York Distinguished Research Professor Michael Herren, Honorary Member of the Royal Irish Academy and Fellow of the Royal Society of Canada, has just been accorded a new honour. The Alexander von Humboldt Foundation in conjunction with the Royal Society of Canada has selected Herren to receive the Konrad Adenauer Research Award for 2003.
Right: Michael Herren
“I am really delighted to receive the Konrad Adenauer prize, since it is a recognition of achievement in research over a lifetime,” said Herren, Atkinson professor of classics. “The kind of work I do is not flashy. It involves laborious searches through manuscripts, editing and translating Latin, and sometimes Greek, texts, and generally trying to make little known works accessible to a wider scholarly and general public.
“But my work has always been fun, because it has often entailed solving puzzles as well as making new discoveries. This award will give me the opportunity to return to Europe to use original manuscripts over an extended period of time.
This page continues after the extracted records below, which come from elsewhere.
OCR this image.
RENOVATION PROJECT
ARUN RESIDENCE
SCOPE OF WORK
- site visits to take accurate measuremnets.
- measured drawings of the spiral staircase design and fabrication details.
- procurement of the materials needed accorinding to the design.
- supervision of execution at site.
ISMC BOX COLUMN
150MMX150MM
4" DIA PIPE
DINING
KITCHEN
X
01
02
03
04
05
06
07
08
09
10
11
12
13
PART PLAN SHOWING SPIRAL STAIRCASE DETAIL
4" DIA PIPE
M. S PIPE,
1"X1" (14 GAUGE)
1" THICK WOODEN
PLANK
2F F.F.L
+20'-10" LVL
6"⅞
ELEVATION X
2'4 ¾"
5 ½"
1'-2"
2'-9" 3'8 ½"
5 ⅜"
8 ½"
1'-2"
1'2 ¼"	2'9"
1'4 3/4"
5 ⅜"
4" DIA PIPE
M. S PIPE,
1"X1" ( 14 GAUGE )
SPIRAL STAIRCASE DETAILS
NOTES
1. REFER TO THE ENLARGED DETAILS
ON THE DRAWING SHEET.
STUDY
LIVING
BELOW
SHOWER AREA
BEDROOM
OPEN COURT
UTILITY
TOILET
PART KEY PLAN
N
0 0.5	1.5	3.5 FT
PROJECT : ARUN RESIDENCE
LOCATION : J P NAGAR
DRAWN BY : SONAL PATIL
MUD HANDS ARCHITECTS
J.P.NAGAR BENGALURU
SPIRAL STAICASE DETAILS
I am particularly thrilled to be returning to Munich, which has fabulous research facilities for scholars in my field – medieval Latin – and where I have good friends and colleagues,” said Herren.
Herren said the Konrad Adenauer prize enables him to be in Munich, Germany, from September 2004 to June 2005, completing research for the book on which he has been working since 1995.
The book about medieval transmission of Graeco-Roman mythology will tell readers what ancient myths were known, when, by whom and through what channels in that period. “I also hope to reveal a range of attitudes shown by Christian scholars and readers to Graeco-Roman myths.” The book is intended to be of interest to classicists and medievalists alike.
Herren is focusing his work on the dissemination and study of ancient myths by scholars and readers from 600 to 1100 CE. Until now, classicists have made few attempts at discussing mythographical trends in antiquity. However, he said, one researcher is currently completing a book that looks at Greek mythography up to the 5th century. “This leaves the field open for me to write a book on early medieval mythography which would establish the link between the end of the classical world and the later Middle Ages.”
The Middle Ages have been lavished with attention over the years, said Herren. “But it is astonishing that so little interest has been devoted to the question of how the 12th and later centuries had acquired such a great story of mythological knowledge and why they were so interested in the subject.”
While in Munich, Herren will examine manuscripts drawn largely from the German region, including Switzerland and Austria, from the 9th to the early 12th centuries.
“I am pleased for the recognition that the Konrad Adenauer Research Award brings to York, to our Classics program and to the School of Arts & Letters in Atkinson,” said Herren. “As I approach retirement, I feel that this is a perfect way to wrap up my career as a full-time faculty member.”
More about Michael Herren
Michael Herren, a professor in the Atkinson School of Arts & Letters, has received numerous other distinctions, such as Research Fellow, John Simon Guggenheim Memorial Foundation, 1998-1999; Killam Research Fellow, Canada Council, 1995-1997; Alexander von Humboldt Research Fellow, University of Munich, 1988-1989 and 1981-1982; Senior Research Fellow (Classics), King’s College London, 1987-198; and Atkinson College Research Fellow, York University, 1985-1986.
Herren is the editor of The Journal of Medieval Latin, vols. 1-11 (1991-2002) and is currently editing vol. 13. With his wife, Atkinson art history Professor Shirley Ann Brown, he wrote Christ in Celtic Christianity: Britain and Ireland from the Fifth to the Tenth Century (Boydell Press, 2002).
At present Herren has several books in progress, including “Hisperica Famina III. The Fragments for Studies and Texts” (Pontifical Institute of Medieval Studies Press, Toronto); and the edition and translation of “The Cosmography of Aethicus Ister” (for Oxford Medieval Tests).
Konrad Adenauer Research Award
The establishment of the Konrad Adenauer Research Award was announced in 1988 when Helmut Kohl, who was then chancellor of the Federal Republic of Germany, visited the University of Toronto. The award, administered through the Alexander von Humboldt Foundation, is given annually to a highly qualified Canadian scholar whose research work in the humanities or in the social sciences has earned international recognition and who is among the group of leading scholars in his or her respective area of specialization.
The aim of the award is to promote academic relations between Canada and Germany, and it is presented to honour lifetime academic achievement. The recipient is invited to carry out a research project of his/her choice in Germany, in cooperation with German colleagues specializing in the same areas, for a period of up to one year.